Гаитэ покачала головой:
— Поведение Сезара меня не радует. Откровенно говоря, пугает даже больше твоего. И ещё — я ужасно устала. Этот дождь, предстоящая поездка, в которой придётся во всём зависеть от твоего брата, неприкрытые угрозы твоего отца. Я словно иду по тонкому льду! Ни в чём нет уверенности.
Лицо Торна смягчилось. Он сжал её ладони между своих, заглядывая в глаза:
— Меня тоже бесит необходимость подчиняться! Отец должен был послать с тобою меня!

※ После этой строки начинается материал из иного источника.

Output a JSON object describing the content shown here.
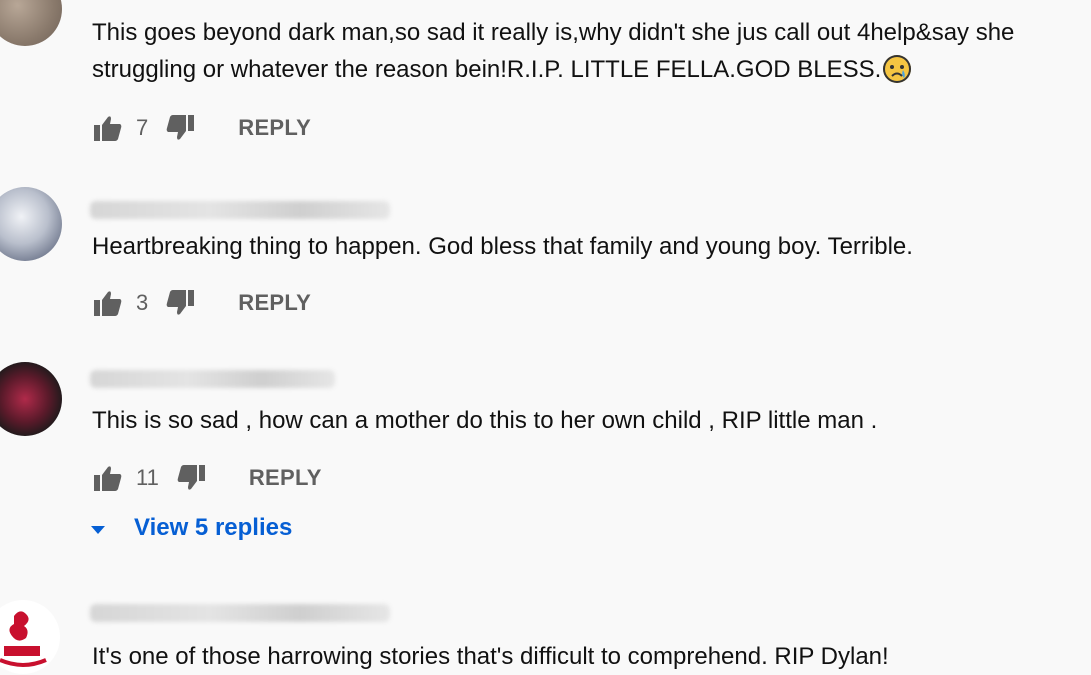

Не понимаю, какие цели он преследует? Чего добивается?
— Возможно, моя кандидатура на роль твоей жены не так сильно его прельщает, как он хочет показать? — поделилась предположениями Гаитэ. — Другого объяснения найти не могу. А роль игрушки твоего брата никогда меня не устроит.
— Как и меня! — сверкнул глазами Торн. — Если я узнаю, что он посмел досаждать тебе, кастрирую собственными руками! На сей раз разбитым смазливым личиком не отделается!
— Прошу тебя, давай не будем больше говорить о Сезаре! С меня на сегодня его больше, чем достаточно. Как думаешь, этот Кристоф — он сумеет защитить меня от твоего брата?
— Думаю, да. Он силён и хитёр, как лис. Ловкий парень. И, что немаловажно, кажется, предан тебе? Благодарность редка в нашем грешном мире, но бродяга решил её проявить. На наше счастье.
— Можно устроить так, чтобы он поехал с нами?
— Можно? Нет, не можно! — тряхнул головой Торн. — Это необходимо сделать!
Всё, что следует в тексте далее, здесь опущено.